My favorite works of literature can evoke a tremendous sense of ages gone by using mysterious references, arcane language, and light-handed evocations of the crumbling material world. They are books that show without telling; they do not belabor the great age and majesty of things. Rather, they deal with such things gingerly, as though the author himself were trying and failing to access some hidden part of the human experience.

Books which simply say, “the crumbling old castle stood on the hill for so long no one knew how old it was” doesn’t do it for me.

The scene in The Two Towers in which the fellowship spies the weather-worn Pillars of Argonnath from a distance does.

So what books evoke a mysterious patchwork of history for you? Three stand out in my mind: one work is manifestly “fantasy,” one is usually called a work of “speculative fiction,” and the other is an epic poem.

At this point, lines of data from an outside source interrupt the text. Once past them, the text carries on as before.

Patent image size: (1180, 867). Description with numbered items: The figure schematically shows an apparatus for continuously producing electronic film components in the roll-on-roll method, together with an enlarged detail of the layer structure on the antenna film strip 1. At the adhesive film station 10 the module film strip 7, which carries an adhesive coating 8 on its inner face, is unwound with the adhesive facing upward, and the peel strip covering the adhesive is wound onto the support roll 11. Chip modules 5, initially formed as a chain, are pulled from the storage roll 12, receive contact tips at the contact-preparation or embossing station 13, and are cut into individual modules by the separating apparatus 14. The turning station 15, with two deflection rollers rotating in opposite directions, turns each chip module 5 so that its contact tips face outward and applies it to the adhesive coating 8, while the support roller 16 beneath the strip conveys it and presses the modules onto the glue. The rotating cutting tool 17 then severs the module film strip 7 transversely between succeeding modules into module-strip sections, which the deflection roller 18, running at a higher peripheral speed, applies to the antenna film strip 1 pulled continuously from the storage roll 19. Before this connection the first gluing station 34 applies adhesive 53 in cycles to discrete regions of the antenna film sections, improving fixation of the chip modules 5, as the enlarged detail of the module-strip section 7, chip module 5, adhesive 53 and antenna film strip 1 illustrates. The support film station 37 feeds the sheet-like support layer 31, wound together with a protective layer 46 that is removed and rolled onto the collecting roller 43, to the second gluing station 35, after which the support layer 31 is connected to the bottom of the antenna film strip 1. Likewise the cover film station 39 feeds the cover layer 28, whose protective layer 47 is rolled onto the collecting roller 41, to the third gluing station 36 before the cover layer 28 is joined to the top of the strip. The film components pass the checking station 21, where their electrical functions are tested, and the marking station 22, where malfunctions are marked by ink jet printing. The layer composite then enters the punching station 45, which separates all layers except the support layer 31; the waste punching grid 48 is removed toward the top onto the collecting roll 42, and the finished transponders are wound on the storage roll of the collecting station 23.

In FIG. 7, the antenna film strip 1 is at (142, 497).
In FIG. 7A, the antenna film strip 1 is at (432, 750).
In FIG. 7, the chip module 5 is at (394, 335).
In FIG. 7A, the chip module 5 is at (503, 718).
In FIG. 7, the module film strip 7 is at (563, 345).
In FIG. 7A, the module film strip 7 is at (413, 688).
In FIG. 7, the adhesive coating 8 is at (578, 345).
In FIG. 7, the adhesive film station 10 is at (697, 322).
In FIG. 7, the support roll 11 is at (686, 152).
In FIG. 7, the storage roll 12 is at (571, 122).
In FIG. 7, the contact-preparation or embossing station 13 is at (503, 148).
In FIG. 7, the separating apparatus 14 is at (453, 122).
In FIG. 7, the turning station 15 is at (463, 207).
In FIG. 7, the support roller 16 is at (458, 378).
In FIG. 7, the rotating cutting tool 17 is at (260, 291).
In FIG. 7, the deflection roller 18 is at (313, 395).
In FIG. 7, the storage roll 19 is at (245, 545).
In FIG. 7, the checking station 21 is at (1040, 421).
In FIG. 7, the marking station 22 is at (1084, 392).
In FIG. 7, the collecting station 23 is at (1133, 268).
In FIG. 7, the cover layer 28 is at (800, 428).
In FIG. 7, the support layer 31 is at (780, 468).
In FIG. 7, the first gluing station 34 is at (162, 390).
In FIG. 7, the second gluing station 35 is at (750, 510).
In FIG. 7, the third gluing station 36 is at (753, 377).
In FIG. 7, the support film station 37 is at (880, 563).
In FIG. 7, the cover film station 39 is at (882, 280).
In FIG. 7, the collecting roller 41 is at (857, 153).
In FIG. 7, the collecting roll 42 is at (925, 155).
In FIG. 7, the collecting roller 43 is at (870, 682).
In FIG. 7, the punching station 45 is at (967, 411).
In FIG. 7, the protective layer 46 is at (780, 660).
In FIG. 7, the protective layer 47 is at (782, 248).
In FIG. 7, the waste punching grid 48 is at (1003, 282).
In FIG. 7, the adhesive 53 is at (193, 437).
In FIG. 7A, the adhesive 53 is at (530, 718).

With just a few literary flourishes, the The Lord of the Rings is able to evoke almost inexpressible ancient grandeur. Tolkien juxtaposes the sedentary, comfortable life of the hobbits, replete with tended gardens, pubs, and clocks, with endless stretches of abandoned countryside, filled with ancient hill-forts and the remains of battle. His linguistic virtuousity is unparallelled: even to those who understand no Quenya, mysterious references to people, places, and poetry foreground the ancient longing of the elven race.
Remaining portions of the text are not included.